Retired Coomealla irrigator Howard Jones has contacted Member for Farrer and Environment Minister Sussan Ley, Health Minister Greg Hunt and David Littleproud, who is Water Resources and Drought Minister, to tour of the region and get a firsthand appreciation for what communities are currently battling and likely to face in the coming months.
“There is a crying need for, first of all (the Ministers) to be seen out there,” Mr Jones said on Sunday.
“And they need to be thinking about packages that are quite unique to those people — whether they’re Aboriginals; whether they’re townfolk in Pooncarie or Menindee or Wilcannia; or grazing people; or in the case of those below Menindee, the irrigation folk.
“The health issue is there now and it is going to be compounded when we get our first week of 40 degrees (temperatures) and the fish start floating to the top.
“It needs the Helath Minister in particular to see it and make sure the programs that are there are fully primed and ready to go, and listen to thee people out there.”
Mr Jones is hoping the ministers will tour within the next six weeks, a timeframe he sees as critical before inevitable fish kills in the Darling River.
“If people though the last (fish kills) were bad, the next ones are going to be catastrophic,” he said.
“The impact of that alone on the Aboriginal communities and the townspeople is going to be profound.”
Mr Jones said there had been a lot of talk about drought right throughout the basin, including communiques from the Murray-Darling Basin Authority and the MDBA community committee.
He said communities from Bourke to Wentworth had been in and out of “man-made drought virtually since 2000”.
“Some of that comes down to our maker, some of it is down to very poor administration by the feds (Federal Government) in the first place with managing Menindee and then the 2012 fiasco with the Barwon-Darling Water Sharing Plan (WSP),” he said.
He said it was clear the WSP had impacted on low river flows throughout the system and that policy change was needed.
“Low flows are just not arriving,” he said.
“Sussan (Ley) is my representative so I’m asking her personally to come out on behalf of her people along the river and conduct this tour with David Littleproud, who is the Water Minister and can take some actions — particularly some of the agricultural packages — and of course Greg Hunt, the Minister for Health.
“Each one can make a difference out here.
“However small it may seem to them, it might huge to keep some people on this planet, sadly, but a whole raft of people on their country, on their properties and in their towns, with the businesses that go with that.”

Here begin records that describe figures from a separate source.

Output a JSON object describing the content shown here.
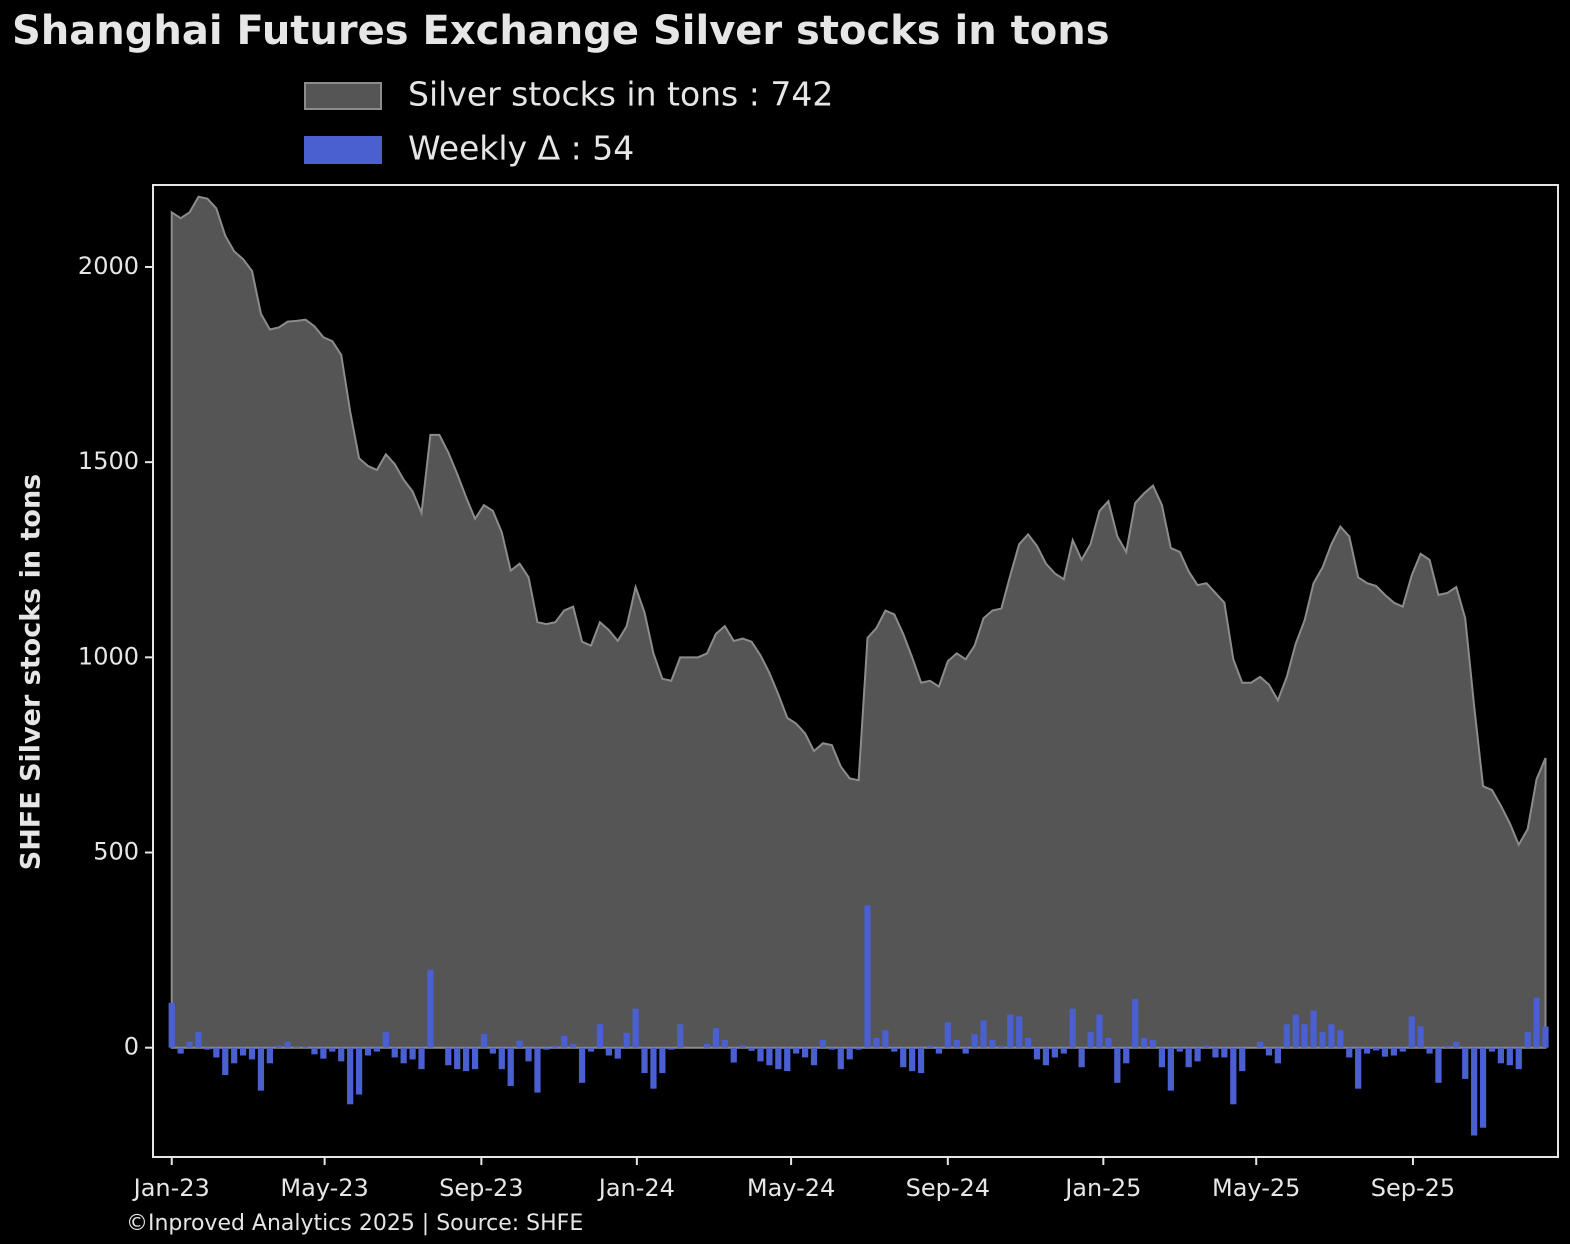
{
  "chart_data": {
    "type": "area",
    "title": "Shanghai Futures Exchange Silver stocks in tons",
    "y_label": "SHFE Silver stocks in tons",
    "footer": "©Inproved Analytics 2025 | Source: SHFE",
    "x": [
      0,
      1,
      2,
      3,
      4,
      5,
      6,
      7,
      8,
      9,
      10,
      11,
      12,
      13,
      14,
      15,
      16,
      17,
      18,
      19,
      20,
      21,
      22,
      23,
      24,
      25,
      26,
      27,
      28,
      29,
      30,
      31,
      32,
      33,
      34,
      35,
      36,
      37,
      38,
      39,
      40,
      41,
      42,
      43,
      44,
      45,
      46,
      47,
      48,
      49,
      50,
      51,
      52,
      53,
      54,
      55,
      56,
      57,
      58,
      59,
      60,
      61,
      62,
      63,
      64,
      65,
      66,
      67,
      68,
      69,
      70,
      71,
      72,
      73,
      74,
      75,
      76,
      77,
      78,
      79,
      80,
      81,
      82,
      83,
      84,
      85,
      86,
      87,
      88,
      89,
      90,
      91,
      92,
      93,
      94,
      95,
      96,
      97,
      98,
      99,
      100,
      101,
      102,
      103,
      104,
      105,
      106,
      107,
      108,
      109,
      110,
      111,
      112,
      113,
      114,
      115,
      116,
      117,
      118,
      119,
      120,
      121,
      122,
      123,
      124,
      125,
      126,
      127,
      128,
      129,
      130,
      131,
      132,
      133,
      134,
      135,
      136,
      137,
      138,
      139,
      140,
      141,
      142,
      143,
      144,
      145,
      146,
      147,
      148,
      149,
      150,
      151,
      152,
      153,
      154
    ],
    "series": [
      {
        "name": "Silver stocks in tons : 742",
        "type": "area",
        "color": "#555555",
        "edgecolor": "#8c8c8c",
        "values": [
          2140,
          2125,
          2140,
          2180,
          2175,
          2150,
          2080,
          2040,
          2020,
          1990,
          1880,
          1840,
          1845,
          1860,
          1862,
          1865,
          1848,
          1820,
          1810,
          1775,
          1630,
          1510,
          1490,
          1480,
          1520,
          1495,
          1455,
          1425,
          1370,
          1570,
          1570,
          1525,
          1470,
          1410,
          1355,
          1390,
          1375,
          1320,
          1222,
          1240,
          1205,
          1090,
          1085,
          1090,
          1120,
          1130,
          1040,
          1030,
          1090,
          1070,
          1042,
          1080,
          1180,
          1115,
          1010,
          945,
          940,
          1000,
          1000,
          1000,
          1010,
          1060,
          1080,
          1042,
          1048,
          1040,
          1005,
          960,
          905,
          845,
          830,
          805,
          760,
          780,
          775,
          720,
          690,
          685,
          1050,
          1075,
          1120,
          1110,
          1060,
          1000,
          935,
          940,
          925,
          990,
          1010,
          995,
          1030,
          1100,
          1120,
          1125,
          1210,
          1290,
          1315,
          1285,
          1240,
          1215,
          1200,
          1300,
          1250,
          1290,
          1375,
          1400,
          1310,
          1270,
          1395,
          1420,
          1440,
          1390,
          1280,
          1270,
          1220,
          1185,
          1190,
          1165,
          1140,
          995,
          935,
          935,
          950,
          930,
          890,
          950,
          1035,
          1095,
          1190,
          1230,
          1290,
          1335,
          1310,
          1205,
          1190,
          1183,
          1160,
          1140,
          1130,
          1210,
          1265,
          1250,
          1160,
          1165,
          1180,
          1100,
          875,
          670,
          660,
          620,
          575,
          520,
          560,
          688,
          742
        ]
      },
      {
        "name": "Weekly Δ : 54",
        "type": "bar",
        "color": "#4a5fd0",
        "values": [
          115,
          -15,
          15,
          40,
          -5,
          -25,
          -70,
          -40,
          -20,
          -30,
          -110,
          -40,
          5,
          15,
          2,
          3,
          -17,
          -28,
          -10,
          -35,
          -145,
          -120,
          -20,
          -10,
          40,
          -25,
          -40,
          -30,
          -55,
          200,
          0,
          -45,
          -55,
          -60,
          -55,
          35,
          -15,
          -55,
          -98,
          18,
          -35,
          -115,
          -5,
          5,
          30,
          10,
          -90,
          -10,
          60,
          -20,
          -28,
          38,
          100,
          -65,
          -105,
          -65,
          -5,
          60,
          0,
          0,
          10,
          50,
          20,
          -38,
          6,
          -8,
          -35,
          -45,
          -55,
          -60,
          -15,
          -25,
          -45,
          20,
          -5,
          -55,
          -30,
          -5,
          365,
          25,
          45,
          -10,
          -50,
          -60,
          -65,
          5,
          -15,
          65,
          20,
          -15,
          35,
          70,
          20,
          5,
          85,
          80,
          25,
          -30,
          -45,
          -25,
          -15,
          100,
          -50,
          40,
          85,
          25,
          -90,
          -40,
          125,
          25,
          20,
          -50,
          -110,
          -10,
          -50,
          -35,
          5,
          -25,
          -25,
          -145,
          -60,
          0,
          15,
          -20,
          -40,
          60,
          85,
          60,
          95,
          40,
          60,
          45,
          -25,
          -105,
          -15,
          -7,
          -23,
          -20,
          -10,
          80,
          55,
          -15,
          -90,
          5,
          15,
          -80,
          -225,
          -205,
          -10,
          -40,
          -45,
          -55,
          40,
          128,
          54
        ]
      }
    ],
    "xlim": [
      -2.1,
      155.4
    ],
    "xticks": [
      {
        "value": 0,
        "label": "Jan-23"
      },
      {
        "value": 17.14,
        "label": "May-23"
      },
      {
        "value": 34.71,
        "label": "Sep-23"
      },
      {
        "value": 52.14,
        "label": "Jan-24"
      },
      {
        "value": 69.43,
        "label": "May-24"
      },
      {
        "value": 87,
        "label": "Sep-24"
      },
      {
        "value": 104.43,
        "label": "Jan-25"
      },
      {
        "value": 121.57,
        "label": "May-25"
      },
      {
        "value": 139.14,
        "label": "Sep-25"
      }
    ],
    "ylim": [
      -280,
      2210
    ],
    "yticks": [
      0,
      500,
      1000,
      1500,
      2000
    ],
    "grid": false
  }
}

Meanwhile, the MDBA will hold an information session at Wentworth Town Hall on September 30, which is open to the first 100 people who book via email at seasonaloutlook@mdba.gov.au
A representative from the Bureau of Meteorology will provide a seasonal weather outlook, the MDBA will have a river update and the Commonwealth Environmental Water Holder will have a summary of environmental watering for summer at the session, which runs from 11am-2pm.